Je suis un prototype abandonné. J’accomplis très mal les actes humains ordinaires, assez bien une seule chose inutile et compliquée : une lecture précise du monde, plus complexe que l’œil, moins explicite que le cerveau, comme une caméra greffée, qui combine, comprime, enroule et déroule, en avant et en arrière, dans les deux sens, le film réel.
Ce film décrit une lente exploration du monde, d’abord si opaque et si fermé qu’on ne peut faire trois pas sans se heurter à un mur Puis le mur se lézarde, le plaisir se reconnaît, de loin, à son odeur de sang.
L’irruption du plaisir dans ma vie est un éternel retour d’instants sacrés. Je parle ici d’un rapport à la merveille, dans un monde qui existerait et serait visible.
Je me souviens de mes cours à l’université de Rennes, de la grâce de certains moments préservés du froid, de ma tension car je courais entre quatre villes assez éloignées l’une de l’autre – et le retard d’un seul train jetait bas tout l’édifice de la semaine. Je me souviens que la beauté me guettait à toutes les portes, et que je m’effaçais pour la laisser passer.

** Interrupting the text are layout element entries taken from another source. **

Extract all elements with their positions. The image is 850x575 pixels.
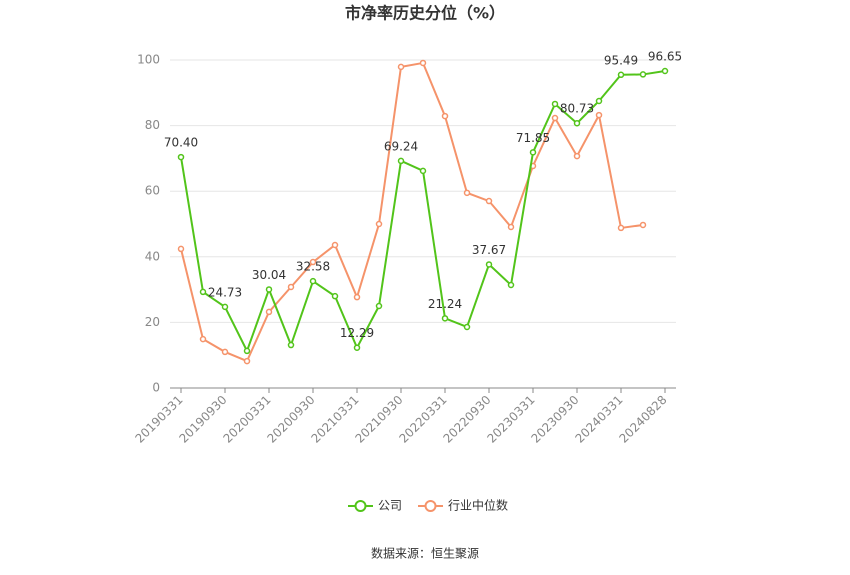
data-label: 30.04 [252, 268, 286, 282]
data-label: 32.58 [296, 260, 330, 274]
data-point [265, 286, 273, 293]
data-point [661, 67, 669, 75]
data-point [441, 112, 449, 120]
data-point [397, 63, 405, 71]
data-label: 12.29 [340, 326, 374, 340]
data-label: 70.40 [164, 136, 198, 150]
data-point [177, 153, 185, 161]
data-label: 24.73 [208, 285, 242, 299]
data-point [595, 111, 603, 119]
data-point [639, 221, 647, 229]
data-point [177, 245, 185, 253]
data-point [441, 315, 449, 322]
data-point [375, 220, 383, 228]
data-point [309, 258, 317, 266]
data-label: 96.65 [648, 49, 682, 63]
data-point [507, 223, 515, 231]
data-point [309, 277, 317, 285]
data-point [463, 323, 471, 331]
data-point [529, 149, 537, 156]
data-point [331, 241, 339, 249]
data-point [573, 152, 581, 160]
data-point [243, 357, 251, 365]
data-label: 71.85 [516, 131, 550, 145]
series-line [180, 61, 644, 363]
data-point [265, 308, 273, 316]
data-point [353, 293, 361, 301]
legend-marker [424, 500, 437, 512]
data-label: 95.49 [604, 53, 638, 67]
data-label: 69.24 [384, 139, 418, 153]
data-point [617, 224, 625, 232]
y-tick-label: 100 [137, 53, 160, 67]
data-point [287, 341, 295, 349]
data-point [485, 197, 493, 205]
data-point [463, 189, 471, 197]
y-tick-label: 20 [145, 315, 160, 329]
y-tick-label: 60 [145, 184, 160, 198]
data-point [221, 303, 229, 311]
data-point [199, 288, 207, 296]
data-point [595, 97, 603, 105]
y-tick-label: 0 [152, 381, 160, 395]
data-point [639, 71, 647, 78]
data-point [573, 119, 581, 127]
legend-label: 公司 [378, 499, 402, 513]
data-point [353, 344, 361, 351]
data-point [617, 71, 625, 79]
y-tick-label: 80 [145, 118, 160, 132]
data-point [419, 59, 427, 67]
data-point [331, 292, 339, 300]
source-note: 数据来源：恒生聚源 [371, 546, 479, 561]
legend-marker [354, 500, 367, 512]
y-tick-label: 40 [145, 249, 160, 263]
data-point [551, 114, 559, 122]
chart-title: 市净率历史分位（%） [345, 4, 505, 23]
x-tick-label: 20240828 [617, 393, 670, 446]
data-point [551, 100, 559, 108]
legend-label: 行业中位数 [448, 498, 508, 513]
data-point [419, 167, 427, 175]
data-point [485, 261, 493, 268]
data-label: 21.24 [428, 297, 462, 311]
data-point [397, 157, 405, 165]
data-point [221, 348, 229, 356]
data-point [287, 283, 295, 291]
data-label: 37.67 [472, 243, 506, 257]
data-point [375, 302, 383, 310]
data-point [243, 347, 251, 355]
data-point [507, 281, 515, 289]
data-point [199, 335, 207, 343]
data-label: 80.73 [560, 102, 594, 116]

L’amphi était vaste, en pente assez douce, et par les deux doubles portes du haut, il accueillait tous les vents coulis qui se croisaient dans les couloirs et s’infiltraient par les interstices. Je levais les yeux et je regardais la classe, nombreuse, quatre-vingts personnes peut-être, étagées, aplaties par la perspective tronquée des gradins.
Sur ces quatre-vingts personnes, cinquante étaient des filles, et trente au moins étaient belles. Trente sur cinquante ! A Rennes, aux environs de 2005 ! On ne connaît pas la Bretagne si on ne note pas que la jeune génération y présente, en nombre anormalement élevé, des cas de beauté pure.
Je les voyais, toutes les trente, même toutes les cinquante, la tête un peu enfoncée dans les épaules, remuer au rythme des courants d’air. Je voyais les visages se tirer en arrière et sourire, les écharpes s’enrouler, les chevelures se tordre, la plupart blondes, certaines couleur de miel châtain, d’autres si brunes qu’elles faisaient penser à des fruits d’hiver. Je parlais, parlais, rivé à la classe, fasciné par tant de beauté et tant d’éclat.
Le soir, rentré à l’hôtel, seul avec un pique-nique de fortune, armé de toutes les patiences pour attendre le jour suivant, je demeurais dans le flou, un peu secoué, mais juste avant de m’endormir, je revoyais ces chevelures du grand large, ces têtes bien modelées, ces beautés de race, et je les prenais, indistinctement, dans mes mains déjà lissées par le sommeil.